Más tarde, el rey recibió a su amigo Lope de Figueroa, que había sido maestre de campo de los Tercios de Flandes. Había hablado con el preso y confirmó que prefería morir antes que revelar su secreto. Y también visitó a la hermana, que llorando le dijo que ella tenía la culpa de todo, pero no soltó una palabra más y le entregó una carta para el rey.
Leyó el rey la carta y al momento ordenó llamar a su médico. A Lope le ordenó permanecer allí para indicar a quien fuera que el rey estaba en su capilla rezando. Embozado en una capa y por una puerta oculta salió el rey a la calle, acompañado del médico, y se dirigieron a la casa del cura del barrio del broquelero.
Ante el párroco, el rey descubrió su identidad y le pidió los libros de difuntos, a cuya lectura se dedicaron los visitantes dos horas, hasta que encontraron lo que buscaban.

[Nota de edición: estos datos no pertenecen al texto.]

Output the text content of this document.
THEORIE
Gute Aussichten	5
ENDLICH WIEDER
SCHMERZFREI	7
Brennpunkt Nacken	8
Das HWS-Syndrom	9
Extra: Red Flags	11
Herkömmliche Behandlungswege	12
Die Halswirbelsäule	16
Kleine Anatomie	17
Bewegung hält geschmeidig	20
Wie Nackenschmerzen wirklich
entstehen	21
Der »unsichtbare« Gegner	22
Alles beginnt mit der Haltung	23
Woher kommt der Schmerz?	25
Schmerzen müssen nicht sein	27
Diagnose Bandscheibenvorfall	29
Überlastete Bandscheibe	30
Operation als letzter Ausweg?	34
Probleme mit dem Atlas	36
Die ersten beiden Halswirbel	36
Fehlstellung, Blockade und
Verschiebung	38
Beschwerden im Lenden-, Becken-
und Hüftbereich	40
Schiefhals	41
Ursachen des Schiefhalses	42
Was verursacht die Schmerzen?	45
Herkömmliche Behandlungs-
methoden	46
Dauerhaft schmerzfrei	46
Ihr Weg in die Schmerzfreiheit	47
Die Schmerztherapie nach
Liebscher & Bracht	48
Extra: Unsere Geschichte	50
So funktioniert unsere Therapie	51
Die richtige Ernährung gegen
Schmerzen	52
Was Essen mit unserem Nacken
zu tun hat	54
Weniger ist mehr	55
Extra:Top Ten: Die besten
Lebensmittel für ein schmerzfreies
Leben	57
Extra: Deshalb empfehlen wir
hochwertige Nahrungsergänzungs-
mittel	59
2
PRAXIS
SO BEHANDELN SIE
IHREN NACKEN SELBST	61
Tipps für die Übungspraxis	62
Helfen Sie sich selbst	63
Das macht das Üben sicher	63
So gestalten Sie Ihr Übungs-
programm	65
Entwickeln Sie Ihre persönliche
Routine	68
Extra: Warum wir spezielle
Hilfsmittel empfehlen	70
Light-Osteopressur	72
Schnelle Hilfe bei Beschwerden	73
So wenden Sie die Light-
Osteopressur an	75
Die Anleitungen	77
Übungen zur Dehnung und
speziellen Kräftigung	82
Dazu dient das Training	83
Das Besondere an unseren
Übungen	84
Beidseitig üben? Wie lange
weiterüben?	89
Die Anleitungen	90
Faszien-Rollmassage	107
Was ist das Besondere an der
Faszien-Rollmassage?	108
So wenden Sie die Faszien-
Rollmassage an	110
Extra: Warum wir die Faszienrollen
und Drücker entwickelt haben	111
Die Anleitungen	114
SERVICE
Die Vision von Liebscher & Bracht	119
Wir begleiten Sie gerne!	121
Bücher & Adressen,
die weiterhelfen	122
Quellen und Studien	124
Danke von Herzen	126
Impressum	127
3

Entonces pidió el rey bajar al cementerio de la iglesia junto a la casa, con un farolillo que les alumbrara y una palanca. Al poco rato tenían abierta una sepultura. De lo que allí sucedió, el rey ordenó guardar secreto.
Ya de vuelta en palacio, el médico explicó lo que había visto en el cementerio: el cadáver de aquella joven tenía unos lunares que eran las huellas de un potente veneno, no cabía duda. Un veneno que siempre mataba a las mujeres, a quien tanto costaba tener un amor secreto.
Entonces el rey, con la aprobación del médico, concluyó: “Ese don Juan, vil y artero, mató a la madre y al hijo. No hay mayor crimen”. Avisó al médico de que aquel asunto quedaba en secreto, para salvaguardar la honra de la joven, que era la intención de su padre.
Pasaron tres días y el alcalde de corte volvió a ver al rey, con más miedo que vergüenza, ya que no había avanzado en su investigación. Ya había dictado sentencia de muerte como mandaban las leyes para el hombre que matara a otro hombre. Pero el rey le hizo ver que la carta encontrada a los pies del hidalgo no se había considerado correctamente. Y se puso a escribir un documento exponiendo que el muerto afirmaba en la carta que estaba de acuerdo con morir a manos de su amigo, ya que sospechando la causa no se quiso defender, y que perdonó al broquelero por esta muerte. Así, cumpliendo la voluntad del muerto, ordenó la libertad del preso.
Cuando en la Audiencia se leyó el decreto del monarca, la gente guardó silencio dudando de la justicia del rey.